Cidades Inteligentes: Mobilidade e Sustentabilidade

Dia 9 de Abril, o EL PAÍS realizou mais um evento sobre Cidades Inteligentes. Dessa vez no Rio de Janeiro, no Museu de Arte do Rio – MAR. O encontro mostrou um panorama de conceitos sobre o fenômeno, da pura colaboração à ciência dos dados.

Pablo Cerdeira, do PENSA – Sala de Idéias, abordou a importância dos dados para aumentar o nível de conhecimento da sociedade sobre o governo e vice-versa. PENSA foi uma iniciativa do prefeito Eduardo Paes, baseada em discussões com o prefeito Michael Bloomberg sobre a experiência com dados em NY.  O objetivo é “usar dados e informações produzidas por sensores e pelos cidadãos para fazer do Rio de Janeiro uma cidade mais democrática”. Foram citadas a parceria com o Waze, na qual a prefeitura recebe dados não-privados do aplicativo, como velocidade do trânsito, congestionamento, etc, e informa sobre bloqueios em ruas, eventos, acidentes, e o canal 1746, número de telefone da prefeitura para solicitação de reparos, serviços e reclamações. Trabalhando sobre os dados produzidos pelo serviço 1746, de 2010 a 2015, foi possível identificar sazonalidades nas solicitações, tipos de demandas, regiões com mais problemas, por exemplo. Visualizações podem mostrar como essas solicitações mudam no tempo e espaço.
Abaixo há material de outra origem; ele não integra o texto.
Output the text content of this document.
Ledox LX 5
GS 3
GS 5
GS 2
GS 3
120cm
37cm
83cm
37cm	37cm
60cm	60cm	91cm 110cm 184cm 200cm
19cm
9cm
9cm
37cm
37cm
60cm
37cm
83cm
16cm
Elas mostram que tipo de serviços a população faz à municipalidade, que por sua vez pode estudar esses dados para aprimorar seus recursos. Além desses casos, foram citados também usos de dados nas áreas de saúde, educação, segurança e mobilidade.
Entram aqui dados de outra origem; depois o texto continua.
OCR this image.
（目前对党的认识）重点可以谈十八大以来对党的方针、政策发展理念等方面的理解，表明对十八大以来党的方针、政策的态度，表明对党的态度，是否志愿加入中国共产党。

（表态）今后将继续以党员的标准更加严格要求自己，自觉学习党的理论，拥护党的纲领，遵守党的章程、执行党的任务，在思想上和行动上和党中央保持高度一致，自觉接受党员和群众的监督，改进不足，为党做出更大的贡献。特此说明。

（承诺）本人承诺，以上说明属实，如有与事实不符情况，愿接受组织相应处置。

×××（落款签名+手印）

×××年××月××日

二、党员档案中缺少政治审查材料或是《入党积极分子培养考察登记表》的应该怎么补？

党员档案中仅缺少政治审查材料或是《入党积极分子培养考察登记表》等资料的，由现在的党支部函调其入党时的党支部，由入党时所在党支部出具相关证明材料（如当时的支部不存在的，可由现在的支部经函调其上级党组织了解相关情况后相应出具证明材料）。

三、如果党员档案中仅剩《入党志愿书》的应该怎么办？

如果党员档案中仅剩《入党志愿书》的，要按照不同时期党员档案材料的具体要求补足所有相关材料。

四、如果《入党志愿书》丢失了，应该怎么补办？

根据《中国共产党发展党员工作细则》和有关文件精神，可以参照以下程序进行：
Prof. Nelson Ebecken, da COPPE/UFRJ (foto 3, da esq. para dir.), comentou alguns pontos relacionados à produção de conhecimento a partir de banco de dados. Segundo ele, dois pontos são importantes para o tema na atualidade: 1) o barateamento dos sensores, que permite a produção de dados com custos baixos. Isso trouxe certa independência em relação às fontes de dados, já que eles agora podem ser produzidos com certa facilidade. 2) o estágio atual da ciência, de uma etapa de modelos a simulações computacionais. É possível, por exemplo, simular a forma de desenvolvimento de bactérias, sem usá-las de fato. A cidade foi apresentada como um laboratório para estudo de modelos preditivos que poderiam influenciar o desenvolvimento de infra-estrutura e serviços urbanos. Em vez do termo Big Data foi usado “Tratamento Intensivo de Dados”, mas sem nenhuma diferença muito clara de propósitos. Dados do indivíduo, dos setores públicos e privado foram colocados como fundamentais para um tipo de conjugação que produza não apenas informações novas, mas também impactantes. A atualização dos conjuntos de dados também foi apontada como uma mudança importante, já que estes não são mais estáticos, deixam de ser “data sets” e se tornam fluxos de dados, atualizados continuamente.